Actually, the short version is: I wanted it easily debuggable by a network admin. (It's a point he made repeatedly). All the other arguments were moot.
So the network protocol must be in text so that a network admin could debug it? This is absurd.
How does a network admin debug a binary protocol for which no dissector has been implemented/merged into core for Wireshark, and no decoder has been written for tcpdump?
It's obviously doable, but it's very painful.
Isn't Wireshark extensible in Lua?
I can see both sides of the argument here, but basing a protocol on text just for the ease of eyeballing it on-the-wire seems like optimizing for the uncommon case.
Heck, almost any decent protocol should only have ciphertext on-the-wire anyway.
That's more or less like saying "well they can just write the decode". They're network administrators. If you use an ASCII protocol, they don't have to do anything.
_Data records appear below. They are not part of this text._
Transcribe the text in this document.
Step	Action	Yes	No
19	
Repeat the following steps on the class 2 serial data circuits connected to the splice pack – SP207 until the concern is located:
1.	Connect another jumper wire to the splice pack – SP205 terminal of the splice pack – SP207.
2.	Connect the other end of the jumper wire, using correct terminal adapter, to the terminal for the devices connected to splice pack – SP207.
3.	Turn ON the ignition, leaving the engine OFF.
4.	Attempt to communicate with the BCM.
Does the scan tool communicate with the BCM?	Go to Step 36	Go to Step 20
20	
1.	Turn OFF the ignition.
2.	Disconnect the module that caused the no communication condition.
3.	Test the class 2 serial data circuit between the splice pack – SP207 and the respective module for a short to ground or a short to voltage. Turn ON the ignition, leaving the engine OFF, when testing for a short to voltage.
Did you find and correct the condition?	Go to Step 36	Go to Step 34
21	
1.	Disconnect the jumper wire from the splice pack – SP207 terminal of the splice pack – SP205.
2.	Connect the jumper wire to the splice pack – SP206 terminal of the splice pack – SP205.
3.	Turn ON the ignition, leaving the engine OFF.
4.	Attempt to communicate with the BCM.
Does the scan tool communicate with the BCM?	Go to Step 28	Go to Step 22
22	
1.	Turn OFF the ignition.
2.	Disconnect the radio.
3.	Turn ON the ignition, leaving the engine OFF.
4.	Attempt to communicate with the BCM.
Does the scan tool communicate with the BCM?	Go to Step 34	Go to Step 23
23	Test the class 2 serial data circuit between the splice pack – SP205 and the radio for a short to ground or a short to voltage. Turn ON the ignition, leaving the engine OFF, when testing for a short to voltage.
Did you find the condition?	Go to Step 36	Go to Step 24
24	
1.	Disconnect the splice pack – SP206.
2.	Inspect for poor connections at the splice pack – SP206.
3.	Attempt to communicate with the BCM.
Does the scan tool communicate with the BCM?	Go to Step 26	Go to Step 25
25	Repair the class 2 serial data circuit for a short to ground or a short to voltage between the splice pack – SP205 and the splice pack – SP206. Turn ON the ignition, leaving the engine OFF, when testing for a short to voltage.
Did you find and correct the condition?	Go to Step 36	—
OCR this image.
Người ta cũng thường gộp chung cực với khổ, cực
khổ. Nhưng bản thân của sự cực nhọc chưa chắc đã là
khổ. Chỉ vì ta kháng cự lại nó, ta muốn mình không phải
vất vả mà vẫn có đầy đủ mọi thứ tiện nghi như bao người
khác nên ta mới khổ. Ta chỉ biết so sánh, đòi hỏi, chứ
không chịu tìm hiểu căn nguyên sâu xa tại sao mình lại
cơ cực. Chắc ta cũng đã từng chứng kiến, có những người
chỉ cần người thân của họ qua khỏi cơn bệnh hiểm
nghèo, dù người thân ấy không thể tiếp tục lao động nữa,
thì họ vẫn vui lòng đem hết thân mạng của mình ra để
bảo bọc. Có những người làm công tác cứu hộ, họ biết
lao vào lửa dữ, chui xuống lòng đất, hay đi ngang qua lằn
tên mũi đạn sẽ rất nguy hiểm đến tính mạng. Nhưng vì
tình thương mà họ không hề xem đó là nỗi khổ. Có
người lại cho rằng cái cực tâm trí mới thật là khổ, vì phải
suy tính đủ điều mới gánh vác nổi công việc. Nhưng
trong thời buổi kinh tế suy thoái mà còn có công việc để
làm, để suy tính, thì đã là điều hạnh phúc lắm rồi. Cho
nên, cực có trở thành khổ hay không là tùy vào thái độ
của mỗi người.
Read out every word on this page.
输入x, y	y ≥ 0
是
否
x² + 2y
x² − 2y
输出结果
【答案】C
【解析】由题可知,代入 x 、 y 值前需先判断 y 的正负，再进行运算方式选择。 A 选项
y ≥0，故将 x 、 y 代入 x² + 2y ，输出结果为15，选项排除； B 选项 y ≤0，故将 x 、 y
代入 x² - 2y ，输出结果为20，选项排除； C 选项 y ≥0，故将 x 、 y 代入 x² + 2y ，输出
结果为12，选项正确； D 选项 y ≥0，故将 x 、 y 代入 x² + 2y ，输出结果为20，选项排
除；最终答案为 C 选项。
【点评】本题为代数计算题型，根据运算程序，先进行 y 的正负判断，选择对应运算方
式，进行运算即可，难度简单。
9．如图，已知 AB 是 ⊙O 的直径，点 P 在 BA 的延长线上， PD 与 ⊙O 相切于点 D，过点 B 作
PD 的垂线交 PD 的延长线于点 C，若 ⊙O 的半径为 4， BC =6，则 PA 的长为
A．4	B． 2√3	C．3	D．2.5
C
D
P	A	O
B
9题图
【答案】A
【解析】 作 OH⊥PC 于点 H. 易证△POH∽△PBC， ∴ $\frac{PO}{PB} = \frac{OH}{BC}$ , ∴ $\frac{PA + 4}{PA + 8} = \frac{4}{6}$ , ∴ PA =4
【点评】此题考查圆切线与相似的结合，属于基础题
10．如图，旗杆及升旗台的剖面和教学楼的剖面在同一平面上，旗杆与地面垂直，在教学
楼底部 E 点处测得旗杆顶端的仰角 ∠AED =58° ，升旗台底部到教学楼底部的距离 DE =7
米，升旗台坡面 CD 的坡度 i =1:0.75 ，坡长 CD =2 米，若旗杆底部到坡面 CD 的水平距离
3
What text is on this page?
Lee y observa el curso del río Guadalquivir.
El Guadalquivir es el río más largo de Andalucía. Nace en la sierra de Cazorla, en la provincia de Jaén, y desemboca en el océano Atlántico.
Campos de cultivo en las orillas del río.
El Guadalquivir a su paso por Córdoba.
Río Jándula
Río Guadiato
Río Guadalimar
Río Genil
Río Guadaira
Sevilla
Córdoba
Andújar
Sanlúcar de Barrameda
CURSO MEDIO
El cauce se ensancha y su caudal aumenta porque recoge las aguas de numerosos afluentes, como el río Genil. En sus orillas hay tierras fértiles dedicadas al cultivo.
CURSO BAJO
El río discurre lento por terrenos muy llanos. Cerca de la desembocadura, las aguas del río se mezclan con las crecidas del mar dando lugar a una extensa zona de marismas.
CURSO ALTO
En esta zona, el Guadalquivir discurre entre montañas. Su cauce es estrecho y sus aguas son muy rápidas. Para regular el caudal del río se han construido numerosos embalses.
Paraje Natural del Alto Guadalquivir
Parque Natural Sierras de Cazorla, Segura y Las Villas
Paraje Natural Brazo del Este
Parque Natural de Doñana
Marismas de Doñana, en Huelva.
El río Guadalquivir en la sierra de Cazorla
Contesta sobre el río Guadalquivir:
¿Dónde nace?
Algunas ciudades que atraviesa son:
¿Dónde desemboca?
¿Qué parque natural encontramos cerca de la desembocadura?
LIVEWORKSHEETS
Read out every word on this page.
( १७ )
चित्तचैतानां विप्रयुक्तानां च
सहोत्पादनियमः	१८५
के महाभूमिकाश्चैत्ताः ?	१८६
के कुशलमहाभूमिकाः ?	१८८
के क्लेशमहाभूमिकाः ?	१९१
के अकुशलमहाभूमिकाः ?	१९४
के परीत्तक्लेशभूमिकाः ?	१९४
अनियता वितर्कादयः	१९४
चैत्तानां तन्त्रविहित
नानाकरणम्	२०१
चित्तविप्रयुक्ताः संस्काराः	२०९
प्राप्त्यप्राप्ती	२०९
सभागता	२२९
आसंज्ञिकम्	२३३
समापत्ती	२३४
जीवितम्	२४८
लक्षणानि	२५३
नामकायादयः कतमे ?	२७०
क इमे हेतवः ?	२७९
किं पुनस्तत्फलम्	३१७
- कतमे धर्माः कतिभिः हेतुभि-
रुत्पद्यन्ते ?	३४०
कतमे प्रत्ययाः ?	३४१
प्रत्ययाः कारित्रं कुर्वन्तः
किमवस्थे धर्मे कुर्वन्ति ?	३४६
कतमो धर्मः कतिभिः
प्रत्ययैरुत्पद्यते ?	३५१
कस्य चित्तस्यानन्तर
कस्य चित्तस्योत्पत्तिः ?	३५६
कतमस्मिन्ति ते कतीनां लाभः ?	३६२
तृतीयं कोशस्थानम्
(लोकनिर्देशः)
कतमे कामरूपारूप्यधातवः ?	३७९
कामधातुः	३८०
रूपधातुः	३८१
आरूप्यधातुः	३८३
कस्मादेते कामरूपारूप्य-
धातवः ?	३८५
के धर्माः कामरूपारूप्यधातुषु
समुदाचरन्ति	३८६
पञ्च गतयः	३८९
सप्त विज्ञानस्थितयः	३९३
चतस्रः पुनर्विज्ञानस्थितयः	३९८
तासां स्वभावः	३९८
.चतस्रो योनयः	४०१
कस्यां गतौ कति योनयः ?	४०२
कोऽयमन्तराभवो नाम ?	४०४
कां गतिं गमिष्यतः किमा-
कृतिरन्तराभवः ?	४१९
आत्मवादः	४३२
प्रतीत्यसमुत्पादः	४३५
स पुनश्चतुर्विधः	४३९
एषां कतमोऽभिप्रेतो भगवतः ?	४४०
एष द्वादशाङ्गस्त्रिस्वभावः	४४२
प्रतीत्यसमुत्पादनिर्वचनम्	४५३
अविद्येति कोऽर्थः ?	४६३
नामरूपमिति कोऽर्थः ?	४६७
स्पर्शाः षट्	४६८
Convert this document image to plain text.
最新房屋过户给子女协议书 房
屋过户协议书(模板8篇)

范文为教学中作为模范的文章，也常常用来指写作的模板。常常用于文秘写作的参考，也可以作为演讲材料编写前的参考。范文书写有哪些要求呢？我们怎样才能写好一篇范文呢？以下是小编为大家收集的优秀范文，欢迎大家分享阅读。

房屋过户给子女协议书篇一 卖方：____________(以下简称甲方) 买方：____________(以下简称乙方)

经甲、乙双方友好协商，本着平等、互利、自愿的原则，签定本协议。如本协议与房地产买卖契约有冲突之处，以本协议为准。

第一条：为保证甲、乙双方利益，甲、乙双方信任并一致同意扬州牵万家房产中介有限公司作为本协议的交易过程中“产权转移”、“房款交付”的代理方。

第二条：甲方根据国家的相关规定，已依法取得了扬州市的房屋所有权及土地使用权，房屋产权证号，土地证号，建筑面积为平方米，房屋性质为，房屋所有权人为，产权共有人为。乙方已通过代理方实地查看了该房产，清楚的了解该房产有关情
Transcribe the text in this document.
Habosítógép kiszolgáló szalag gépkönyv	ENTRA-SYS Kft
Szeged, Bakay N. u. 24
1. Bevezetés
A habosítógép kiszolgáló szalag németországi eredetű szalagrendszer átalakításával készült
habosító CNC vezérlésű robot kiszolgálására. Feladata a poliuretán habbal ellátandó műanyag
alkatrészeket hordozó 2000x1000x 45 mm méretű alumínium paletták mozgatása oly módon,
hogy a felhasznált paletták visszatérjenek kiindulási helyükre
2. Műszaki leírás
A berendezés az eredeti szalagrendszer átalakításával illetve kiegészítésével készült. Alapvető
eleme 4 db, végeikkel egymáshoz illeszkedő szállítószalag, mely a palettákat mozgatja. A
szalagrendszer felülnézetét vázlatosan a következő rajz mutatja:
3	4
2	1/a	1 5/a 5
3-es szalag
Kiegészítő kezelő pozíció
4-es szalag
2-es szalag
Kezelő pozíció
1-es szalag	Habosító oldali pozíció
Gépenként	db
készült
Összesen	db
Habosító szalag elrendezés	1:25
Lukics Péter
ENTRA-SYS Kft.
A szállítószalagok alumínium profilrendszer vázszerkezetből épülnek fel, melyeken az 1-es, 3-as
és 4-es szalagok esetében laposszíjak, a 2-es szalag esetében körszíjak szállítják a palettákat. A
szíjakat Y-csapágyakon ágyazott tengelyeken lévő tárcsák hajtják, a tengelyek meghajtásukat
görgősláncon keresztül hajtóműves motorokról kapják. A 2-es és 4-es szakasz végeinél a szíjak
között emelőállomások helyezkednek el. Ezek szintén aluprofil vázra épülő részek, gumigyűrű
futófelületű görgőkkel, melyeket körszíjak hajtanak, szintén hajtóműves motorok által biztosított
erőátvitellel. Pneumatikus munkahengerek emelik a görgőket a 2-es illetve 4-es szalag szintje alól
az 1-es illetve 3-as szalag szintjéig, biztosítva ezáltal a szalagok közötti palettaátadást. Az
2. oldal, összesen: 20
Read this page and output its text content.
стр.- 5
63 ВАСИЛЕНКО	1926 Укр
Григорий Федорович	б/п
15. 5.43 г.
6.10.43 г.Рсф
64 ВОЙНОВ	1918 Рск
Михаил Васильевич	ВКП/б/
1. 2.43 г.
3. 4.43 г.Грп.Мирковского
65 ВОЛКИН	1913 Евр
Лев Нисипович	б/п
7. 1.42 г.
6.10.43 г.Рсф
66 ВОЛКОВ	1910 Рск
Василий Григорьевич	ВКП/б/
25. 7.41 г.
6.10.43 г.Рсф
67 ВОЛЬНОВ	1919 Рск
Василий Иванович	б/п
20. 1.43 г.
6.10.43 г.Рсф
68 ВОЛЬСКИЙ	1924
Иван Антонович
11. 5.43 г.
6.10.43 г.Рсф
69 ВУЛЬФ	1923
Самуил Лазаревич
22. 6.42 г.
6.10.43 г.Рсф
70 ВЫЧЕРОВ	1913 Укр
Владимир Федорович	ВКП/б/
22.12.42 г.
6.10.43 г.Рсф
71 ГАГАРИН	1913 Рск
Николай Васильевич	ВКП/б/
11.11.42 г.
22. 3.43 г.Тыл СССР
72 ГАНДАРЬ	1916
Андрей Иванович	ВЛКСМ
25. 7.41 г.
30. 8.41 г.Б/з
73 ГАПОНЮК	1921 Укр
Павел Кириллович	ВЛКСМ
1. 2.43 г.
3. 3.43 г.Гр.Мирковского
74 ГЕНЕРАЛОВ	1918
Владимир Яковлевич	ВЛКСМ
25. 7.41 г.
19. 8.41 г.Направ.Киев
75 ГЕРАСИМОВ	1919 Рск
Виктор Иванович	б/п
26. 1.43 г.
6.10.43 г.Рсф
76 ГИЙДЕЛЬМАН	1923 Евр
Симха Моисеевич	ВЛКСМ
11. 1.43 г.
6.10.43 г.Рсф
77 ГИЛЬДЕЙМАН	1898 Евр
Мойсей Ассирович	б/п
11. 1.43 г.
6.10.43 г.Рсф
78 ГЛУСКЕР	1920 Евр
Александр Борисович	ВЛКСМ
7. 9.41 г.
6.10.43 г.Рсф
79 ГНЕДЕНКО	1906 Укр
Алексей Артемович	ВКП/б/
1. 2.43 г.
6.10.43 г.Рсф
I'm saying someone can write the decode and share it on their blog post or Github and your admin can start using it without having to recompile Wireshark. (I think, haven't actually tried it myself).
But even still, this only matters if:
A. The protocol is so new that Wireshark isn't shipping a parser,
B. the admin's stuff isn't working,
C. the admin can't get his stuff working by normal troubleshooting and must resort to observing the protocol,
D. the admin can't get his stuff working by observing the binary representation of the protocol, and
E. the admin actually can get his stuff working with a transliterated ASCII representation of the protocol.
Certainly I would probably find it easier to troubleshoot a text-based protocol too. I just think it's a relatively minor case in the grand scheme of things.
How does a sysadmin debug a binary application for which he doesn't have any symbols?
On the other hand, are Wireshark and tcpdump now the gatekeepers for new protocols?
What's your point? I'm not making a value judgement.
You say that to me a lot.
My point is that I imagine a network designer shouldn't focus on Wireshark or tcpdump integration over other non-functional requirements such as, well, network performance.
Network performance isn't as visible as the non-functional requirement of inspectability because it is amortised over potentially millions of machines, whereas inspectability is an immediately visible issue to the select few who "pop the hood" to fix an issue or simply to have a look.
For example: in terms of network capacity, I wonder how much HTTP headers cost all of us collectively. Probably a lot more than the cost of making a Wireshark plugin and having sysadmins install it as necessary.
Edit: put another way, I think designers should prioritise the needs of the people who pay the cost of network operation over the convenience of the operators.
There's a feedback loop here -- if it's too hard and thus very expensive to operate a system, then optimising for performance was a false win. But I don't think this is such a case, especially since as you pointed out elsewhere there are a number of very mature binary wire formats that were extant in 2007.
See: http://cr.yp.to/sarcasm/modest-proposal.txt
"I implore [you] to remember Dave and Virginia, preying on the drug addicts of the next generation and the sexually dissatisfied men of the previous generation. How different their careers could have been if their parents had not downloaded so many terabytes of data! We must not abandon our children to such a fate."
Not as absurd as you'd think. You don't want to debug the protocol itself, but you want to be able to easily read what messages were exchanged.
I get the rationale. But I think it's weak, and this entire post is lots of fluff around that core rationale. (I've been writing extensible binary protocols back in 1988 - and it never struck me as particularly difficult even back then.)
There's a complete chapter in The Art of Unx Programming about the importance of being textual:
http://catb.org/~esr/writings/taoup/html/textualitychapter.htmlHTTP-style query strings are a horrible format, whether you like ASCII or not.
I would accept the ease of debugging argument if these messages weren't so small and so common. 1000 servers constructing strings and sending them over the network once a second is a nontrivial waste of resources.